Monday, February 28, 2011

The Vanity, Gluttony, and Greed of a Disposable World

We, as Catholic Christians (and any Christian for that matter), are called to be stewards, protectors of the planet. Yet, we live in a planet of disposables. There are disposable diapers, paper plates, cups, napkins, packaging, tissues, etc. And I'm only listing the single-use items, the kinds of things that we use once and then discard forever.

I recently read an article that was an "ah, ha" moment for me. The article is talking about how people are being more careful in this "post-recession" age. People are squeezing out the last of their toothpaste and are waiting until their cell phones break before buying a new one. Here is the quote that made the light bulb turn on:

“I’ve started upgrading for necessity, not vanity,” she said, adding that to do otherwise “just does feel wasteful.”

She said it, not me. To upgrade your cellphone to the newest model when your old one works just fine is vanity. The reasons why your doing it is either to 1) outdo the Jones' (vanity in other words) 2) because you can't help yourself (gluttony in other words).

Maybe I'm sounding closer to Judas than Jesus when I say this, but...couldn't that money go to the poor? But really what's happening is that cell phone is ending up in the dump (or being recycled unfortunately in China where some child is being exposed to heavy metals *sigh*). It's still, as the woman says it, "feels wasteful."

I know that in the modern world everything is so well...disposable, but I see Christians getting caught up in this spin all the time. "Hey, look at my new cellphone." This disposable mindset is bordering on at least two mortal sins depending on your motivations. I say bordering because I do realize things break to the point of not being repairable. That's a legitimate reason for upgrading.

What frustrates me is now people care enough to stop upgrading all the time.
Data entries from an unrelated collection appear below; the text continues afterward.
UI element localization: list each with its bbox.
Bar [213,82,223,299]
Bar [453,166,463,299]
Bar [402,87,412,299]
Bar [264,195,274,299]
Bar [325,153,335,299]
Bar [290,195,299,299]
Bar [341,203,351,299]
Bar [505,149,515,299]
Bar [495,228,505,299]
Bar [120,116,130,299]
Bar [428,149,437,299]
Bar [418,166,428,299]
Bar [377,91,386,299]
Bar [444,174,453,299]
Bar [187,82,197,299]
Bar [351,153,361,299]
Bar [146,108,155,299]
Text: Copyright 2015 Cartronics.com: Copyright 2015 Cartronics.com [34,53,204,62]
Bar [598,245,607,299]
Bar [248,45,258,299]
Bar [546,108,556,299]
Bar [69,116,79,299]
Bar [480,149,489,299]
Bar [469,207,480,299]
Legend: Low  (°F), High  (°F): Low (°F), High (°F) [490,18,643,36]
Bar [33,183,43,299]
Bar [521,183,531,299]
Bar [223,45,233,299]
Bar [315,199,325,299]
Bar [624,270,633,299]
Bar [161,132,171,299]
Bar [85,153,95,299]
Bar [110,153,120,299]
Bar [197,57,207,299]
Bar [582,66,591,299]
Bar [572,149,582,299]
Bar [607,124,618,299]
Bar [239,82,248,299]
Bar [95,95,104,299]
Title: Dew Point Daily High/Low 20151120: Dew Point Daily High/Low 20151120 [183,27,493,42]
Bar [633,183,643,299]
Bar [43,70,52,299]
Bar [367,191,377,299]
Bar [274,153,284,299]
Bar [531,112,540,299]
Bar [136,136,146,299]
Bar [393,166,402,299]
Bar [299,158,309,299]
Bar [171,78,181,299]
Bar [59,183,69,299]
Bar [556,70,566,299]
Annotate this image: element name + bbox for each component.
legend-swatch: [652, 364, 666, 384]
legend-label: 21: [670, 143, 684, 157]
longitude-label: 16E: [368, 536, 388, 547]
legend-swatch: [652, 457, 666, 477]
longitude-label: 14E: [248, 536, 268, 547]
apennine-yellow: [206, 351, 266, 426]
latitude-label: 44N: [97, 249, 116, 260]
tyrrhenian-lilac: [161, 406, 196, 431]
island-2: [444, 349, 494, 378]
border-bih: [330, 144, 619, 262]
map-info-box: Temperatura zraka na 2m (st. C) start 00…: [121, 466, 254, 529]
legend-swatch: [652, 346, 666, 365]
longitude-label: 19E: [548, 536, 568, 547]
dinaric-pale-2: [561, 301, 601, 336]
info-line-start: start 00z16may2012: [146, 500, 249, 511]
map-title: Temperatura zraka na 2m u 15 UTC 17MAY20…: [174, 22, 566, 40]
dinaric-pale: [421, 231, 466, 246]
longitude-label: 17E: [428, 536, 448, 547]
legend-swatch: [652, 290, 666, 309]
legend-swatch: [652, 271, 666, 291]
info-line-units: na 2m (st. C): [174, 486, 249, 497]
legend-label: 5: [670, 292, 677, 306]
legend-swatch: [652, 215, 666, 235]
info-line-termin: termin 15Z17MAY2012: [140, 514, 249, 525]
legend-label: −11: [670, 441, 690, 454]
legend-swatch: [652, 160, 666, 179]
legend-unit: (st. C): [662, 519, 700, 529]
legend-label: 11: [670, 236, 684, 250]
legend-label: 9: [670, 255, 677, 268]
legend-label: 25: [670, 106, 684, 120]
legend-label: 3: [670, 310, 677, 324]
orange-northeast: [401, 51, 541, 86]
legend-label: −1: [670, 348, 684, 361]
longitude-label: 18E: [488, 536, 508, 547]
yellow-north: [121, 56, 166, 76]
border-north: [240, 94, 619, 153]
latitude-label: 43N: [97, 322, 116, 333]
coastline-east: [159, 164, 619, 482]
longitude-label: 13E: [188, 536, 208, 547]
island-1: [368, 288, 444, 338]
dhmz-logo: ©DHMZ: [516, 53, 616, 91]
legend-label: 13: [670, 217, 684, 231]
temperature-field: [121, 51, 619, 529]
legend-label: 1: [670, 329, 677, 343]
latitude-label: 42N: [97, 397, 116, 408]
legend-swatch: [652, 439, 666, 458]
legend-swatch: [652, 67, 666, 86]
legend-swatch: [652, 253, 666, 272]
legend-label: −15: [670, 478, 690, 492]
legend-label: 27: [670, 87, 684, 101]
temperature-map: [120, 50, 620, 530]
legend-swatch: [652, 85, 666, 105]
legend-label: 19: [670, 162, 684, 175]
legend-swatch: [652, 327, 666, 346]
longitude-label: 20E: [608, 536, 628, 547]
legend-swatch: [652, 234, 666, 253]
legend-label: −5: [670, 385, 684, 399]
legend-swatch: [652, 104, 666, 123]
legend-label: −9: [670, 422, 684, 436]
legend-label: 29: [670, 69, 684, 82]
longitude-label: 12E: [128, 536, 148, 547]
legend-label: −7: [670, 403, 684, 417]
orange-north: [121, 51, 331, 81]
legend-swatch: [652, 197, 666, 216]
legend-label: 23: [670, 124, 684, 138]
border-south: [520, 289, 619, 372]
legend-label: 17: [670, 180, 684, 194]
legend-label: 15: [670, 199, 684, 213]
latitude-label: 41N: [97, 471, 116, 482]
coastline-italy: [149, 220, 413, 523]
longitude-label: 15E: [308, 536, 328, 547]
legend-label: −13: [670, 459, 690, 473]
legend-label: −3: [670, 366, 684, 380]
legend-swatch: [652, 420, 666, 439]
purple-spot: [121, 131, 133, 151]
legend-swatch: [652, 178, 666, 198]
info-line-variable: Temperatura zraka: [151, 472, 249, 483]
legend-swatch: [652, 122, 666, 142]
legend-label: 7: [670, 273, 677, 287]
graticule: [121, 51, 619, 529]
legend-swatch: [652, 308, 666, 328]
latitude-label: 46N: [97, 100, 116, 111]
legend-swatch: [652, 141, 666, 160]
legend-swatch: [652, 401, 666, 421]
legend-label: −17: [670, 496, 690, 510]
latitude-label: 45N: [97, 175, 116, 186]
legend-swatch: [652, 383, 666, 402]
And the reasons behind it are another of the mortal sins: greed. Because of the recession, people aren't upgrading anymore. If people's motivations had been one of stewardship or to give to the needy, then those people deserve a high five. Unfortunately, I think it's only because they no longer have the money anymore.

I don't have to go far to see that people's overall giving to charities is down along with their spending habits. Would it be fair to say that if society started earning the same as before that they wouldn't give anymore than they did in the past? I would like to think that I'm wrong about this. I would like to think that the recession has taught people to be more thankful and aware of those in need, but I'm not so sure. The Great Depression happened during my grandparents time yet the affects of it did not manage to trickle down to my generation. In two generations, we went from caring for the poor and thus the environment to a disposable generation. Somewhere along our parents' generation of "peace, love, and happiness" we forgot the value of thriftiness and the virtue of temperance.

I suppose you could say I believe that this vicious cycle of thriftiness turned disposable will just continue. It doesn't help that are children are being targeted by advertisers both covertly (Disney characters on diapers) and overtly (commercials on Saturday mornings). Those companies would love for our beloved children to buy more and more stuff. This makes it harder for any Christian parent to raise their children with a sense of temperance and fortitude. I'm sure if your children don't then you know someone's who does whine about "needing" some new thing.

The article does close with a very good point:
She says there are other motivations too: “Personally, avoiding waste and using things until they’re used up seems like a common-sense way to live.”

I would also venture to say that it's the only virtuous and Christ-like way to live.

1 comment:

  1. about being disposable- I am about ready to start baking my own bread. I am so tired of the plastic! and sometimes bread comes in 2 bags- at least I reuse them, but still. It is so important to reduce the plastic we bring into the house, because even city recycling programs don't always do what they say they are doing- a lot of the recycling goes into landfills.
    If you live close to Trader Joe's- the clear hard 'plastic' boxes they use for produce is bio-degradable corn.